We all grow up to be decision-makers. Yet, somehow, there’s no well-established way to make high-stakes decisions well. That’s a problem, since throughout life, we’re faced with many of these decisions, which will have a long-term impact on our lives and on our companies but where the outcome is unknown and the price for making the wrong decision could be costly.

It’s one of those topics that has been hiding, in many ways, in plain sight. Imagine if we all learned decision-making before, say, turning 18 or joining the workforce? Is there anything we do more frequently that has higher stakes than making good choices? If we could master decision-making, the world might get along just a little bit better, and everyone would live happier lives.

Is there a system that can help us solve complex problems? And is there a way to do it that boosts our confidence in our decision-making capabilities and enables us to have conviction that our solution is likely to succeed?

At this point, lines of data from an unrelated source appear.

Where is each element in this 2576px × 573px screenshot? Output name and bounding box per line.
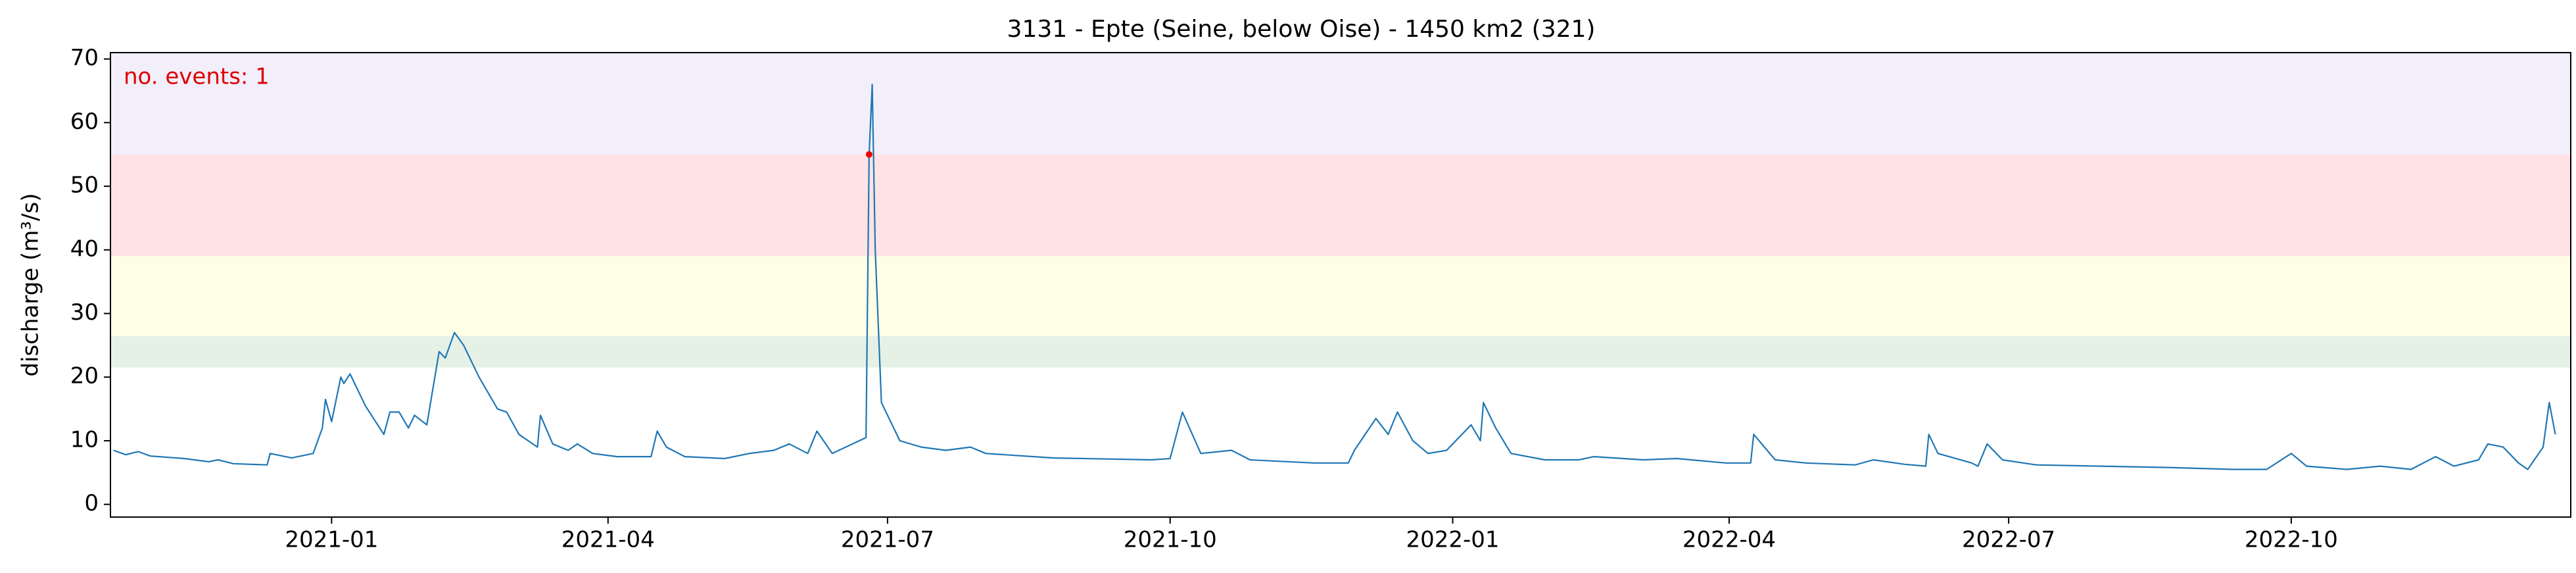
y-tick-label: 40 bbox=[70, 236, 99, 262]
threshold-band bbox=[110, 256, 2571, 336]
y-tick-label: 30 bbox=[70, 299, 99, 326]
threshold-band bbox=[110, 53, 2571, 155]
threshold-band bbox=[110, 336, 2571, 368]
chart-title: 3131 - Epte (Seine, below Oise) - 1450 k… bbox=[1007, 16, 1596, 43]
y-tick-label: 0 bbox=[84, 490, 99, 516]
x-tick-label: 2022-04 bbox=[1682, 527, 1776, 553]
events-annotation: no. events: 1 bbox=[124, 64, 270, 90]
y-tick-label: 60 bbox=[70, 109, 99, 135]
y-axis-label: discharge (m³/s) bbox=[18, 193, 44, 377]
x-tick-label: 2022-10 bbox=[2245, 527, 2338, 553]
y-tick-label: 50 bbox=[70, 172, 99, 199]
x-tick-label: 2021-10 bbox=[1124, 527, 1217, 553]
y-tick-label: 70 bbox=[70, 45, 99, 71]
x-tick-label: 2021-01 bbox=[285, 527, 378, 553]
event-marker bbox=[865, 151, 872, 158]
x-tick-label: 2022-01 bbox=[1406, 527, 1499, 553]
x-tick-label: 2022-07 bbox=[1962, 527, 2055, 553]
threshold-band bbox=[110, 154, 2571, 257]
x-tick-label: 2021-04 bbox=[561, 527, 655, 553]
x-tick-label: 2021-07 bbox=[841, 527, 934, 553]
y-tick-label: 10 bbox=[70, 426, 99, 453]
y-tick-label: 20 bbox=[70, 363, 99, 389]
plot-frame bbox=[110, 52, 2571, 518]
discharge-line bbox=[113, 84, 2556, 470]
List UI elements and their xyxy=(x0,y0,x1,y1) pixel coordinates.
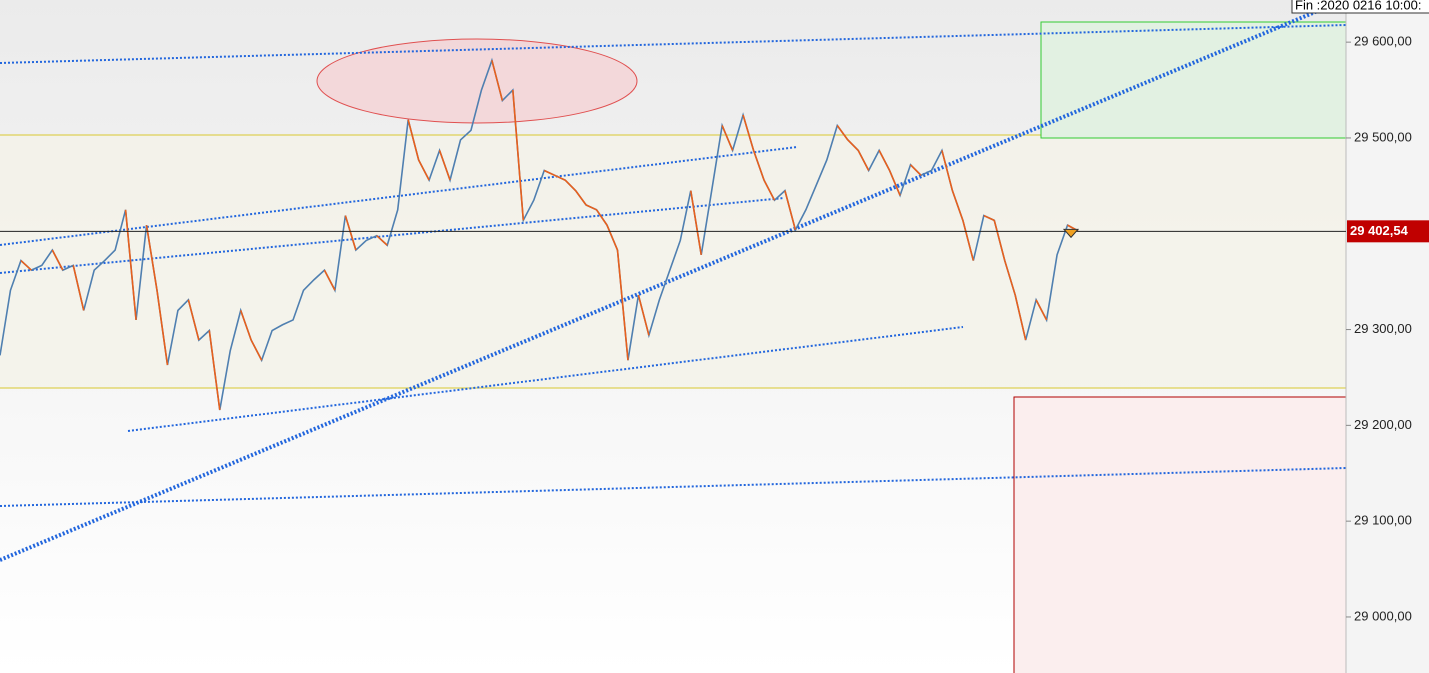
down-move xyxy=(847,139,859,151)
down-move xyxy=(438,150,451,181)
down-move xyxy=(239,310,252,341)
target-zone xyxy=(1040,21,1347,139)
last-price-marker xyxy=(1062,228,1080,239)
down-move xyxy=(878,150,891,171)
down-move xyxy=(993,220,1006,261)
down-move xyxy=(156,290,169,366)
down-move xyxy=(637,294,650,336)
down-move xyxy=(689,190,703,255)
down-move xyxy=(962,220,975,261)
stop-zone xyxy=(1013,396,1347,673)
down-move xyxy=(1035,299,1048,321)
down-move xyxy=(784,190,797,231)
down-move xyxy=(376,235,388,246)
down-move xyxy=(344,215,357,251)
down-move xyxy=(763,179,776,201)
down-move xyxy=(909,164,922,176)
last-price-label: 29 402,54 xyxy=(1350,223,1409,238)
down-move xyxy=(250,339,263,361)
down-move xyxy=(752,150,765,181)
down-move xyxy=(1014,294,1027,341)
down-move xyxy=(983,214,995,222)
y-tick-label: 29 600,00 xyxy=(1354,34,1412,49)
down-move xyxy=(72,265,85,311)
header-text: Fin :2020 0216 10:00: xyxy=(1295,0,1422,12)
price-series xyxy=(0,57,1079,411)
down-move xyxy=(124,209,137,321)
down-move xyxy=(595,209,608,226)
down-move xyxy=(742,114,755,151)
y-tick-label: 29 100,00 xyxy=(1354,513,1412,528)
price-axis xyxy=(1346,0,1429,673)
down-move xyxy=(941,150,954,191)
down-move xyxy=(585,204,597,211)
y-tick-label: 29 200,00 xyxy=(1354,417,1412,432)
down-move xyxy=(187,299,200,341)
down-move xyxy=(857,150,870,171)
down-move xyxy=(574,190,587,206)
down-move xyxy=(20,259,32,271)
down-move xyxy=(554,174,566,181)
down-move xyxy=(512,89,525,221)
down-move xyxy=(888,170,901,196)
header-box xyxy=(1291,0,1429,14)
down-move xyxy=(616,249,629,361)
down-move xyxy=(951,190,964,221)
trend-lines xyxy=(0,8,1347,562)
down-move xyxy=(51,249,64,271)
down-move xyxy=(836,125,849,141)
down-move xyxy=(606,224,619,251)
down-move xyxy=(491,60,504,101)
y-tick-label: 29 500,00 xyxy=(1354,129,1412,144)
down-move xyxy=(417,159,430,181)
down-move xyxy=(407,119,420,161)
down-move xyxy=(145,225,158,291)
down-move xyxy=(323,269,336,291)
highlight-ellipse xyxy=(316,38,638,124)
down-move xyxy=(564,179,577,192)
down-move xyxy=(721,125,734,151)
y-tick-label: 29 000,00 xyxy=(1354,608,1412,623)
down-move xyxy=(1003,260,1016,296)
down-move xyxy=(543,169,556,177)
last-price-box xyxy=(1347,220,1429,243)
down-move xyxy=(208,330,221,411)
y-tick-label: 29 300,00 xyxy=(1354,321,1412,336)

AREA is an acronym that enables users to work with, and through, ambiguity to make decisions:

  • Absolute: primary, uninfluenced information from the source at the center of your research and decision-making process
  • Relative: the perspectives of outsiders around your research subject
  • Exploration and Exploitation: the twin engines of creativity, one focused on expanding your research breadth and the other on deepening your understanding of yourself as a decision-maker
  • Analysis: synthesizing and interpreting the information you collected

AREA can be boiled down to four simple steps that you can use immediately to help you make smarter, better decisions when you’re facing a complex problem:

1. Recognize that research is a fundamental part of decision-making.

In reality, your ability to make a thoughtful decision is dependent upon the quality of the information you have. Therefore, a good research process should be an integral part of a decision-making framework. But keep in mind: “Research” is an umbrella term for a whole series of tricky steps that needs to be carefully navigated and thoughtfully completed. Break down your research so it’s manageable and organized.

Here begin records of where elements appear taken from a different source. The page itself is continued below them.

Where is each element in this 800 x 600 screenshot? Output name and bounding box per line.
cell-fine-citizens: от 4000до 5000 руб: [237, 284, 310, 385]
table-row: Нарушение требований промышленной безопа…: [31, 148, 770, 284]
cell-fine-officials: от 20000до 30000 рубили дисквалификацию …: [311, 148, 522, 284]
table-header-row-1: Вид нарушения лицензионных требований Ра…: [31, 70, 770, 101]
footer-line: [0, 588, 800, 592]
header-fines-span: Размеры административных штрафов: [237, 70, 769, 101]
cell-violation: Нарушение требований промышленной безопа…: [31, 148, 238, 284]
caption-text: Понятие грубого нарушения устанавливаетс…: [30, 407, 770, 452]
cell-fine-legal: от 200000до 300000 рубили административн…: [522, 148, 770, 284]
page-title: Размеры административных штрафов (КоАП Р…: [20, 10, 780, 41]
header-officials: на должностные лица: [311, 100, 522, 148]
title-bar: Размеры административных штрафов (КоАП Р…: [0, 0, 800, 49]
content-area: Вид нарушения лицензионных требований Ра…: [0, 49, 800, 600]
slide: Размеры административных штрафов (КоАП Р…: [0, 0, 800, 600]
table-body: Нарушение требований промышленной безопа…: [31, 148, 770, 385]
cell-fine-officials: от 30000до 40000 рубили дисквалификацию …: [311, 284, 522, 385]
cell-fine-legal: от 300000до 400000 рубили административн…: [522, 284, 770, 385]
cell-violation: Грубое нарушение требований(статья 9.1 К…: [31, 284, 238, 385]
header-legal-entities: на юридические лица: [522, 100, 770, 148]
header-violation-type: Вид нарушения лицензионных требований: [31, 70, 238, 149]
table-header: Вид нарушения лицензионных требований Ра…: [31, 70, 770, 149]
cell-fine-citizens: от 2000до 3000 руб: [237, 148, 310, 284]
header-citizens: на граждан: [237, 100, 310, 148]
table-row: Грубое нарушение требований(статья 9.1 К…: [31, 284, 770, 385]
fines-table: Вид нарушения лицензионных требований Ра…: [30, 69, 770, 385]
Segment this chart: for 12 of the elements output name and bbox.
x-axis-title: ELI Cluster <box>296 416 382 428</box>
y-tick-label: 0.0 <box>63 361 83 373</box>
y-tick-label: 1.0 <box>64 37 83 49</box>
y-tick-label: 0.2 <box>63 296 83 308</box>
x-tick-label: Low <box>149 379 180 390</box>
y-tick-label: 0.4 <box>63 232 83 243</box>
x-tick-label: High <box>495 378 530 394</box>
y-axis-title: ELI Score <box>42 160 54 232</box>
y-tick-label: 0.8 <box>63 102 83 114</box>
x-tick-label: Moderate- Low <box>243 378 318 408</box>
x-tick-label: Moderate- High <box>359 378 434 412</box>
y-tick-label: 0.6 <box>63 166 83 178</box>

2. Be aware that we are all flawed thinkers.

Much has been written lately about how we are all prey to mental mistakes. Behavioral science research and books like Robert Cialdini’s “Influence: The Psychology of Persuasion” and Daniel Kahneman’s “Thinking, Fast and Slow” explain that we rely on faulty intuition and are swayed by authority and public sentiment. This new research explores the many ways that we allow biases, snap judgments and assumptions to drive our decision-making. Having a heightened awareness that we don’t see the world as it is, but that rather we see it as we are, can help prevent mistakes.

3. Address the critical component of timing by resisting rushing to judgment.

High-stakes decisions deserve time and attention, but often, we’re in such a rush to reach a conclusion that we never really take the time for deep reflection. We’re already over-programmed, answering emails late at night and waking to urgent texts. We struggle with the need to react when we also need to really think.

We all need a way to have a check and balance for bias, and that’s why a thoughtful process focuses on alerting you to disconfirming data. The idea is that when it comes to making big decisions, we deserve the time needed for thoughtful reflection as well as tools for examining both our data and our thinking. Insight doesn’t come from collecting information alone; it comes from brainwork, so slow down and think about the meaning behind the information you are gathering and the work you are doing.

4. Recognize that good decision-making needs a repeatable process that works as a feedback loop.

Not all investigations are linear, nor should they be. At times, you need to be driven back into earlier steps to do more work, collect more data or conduct more analysis.

We can’t control our luck, but we can control our process and, in doing so, make smarter, better decisions.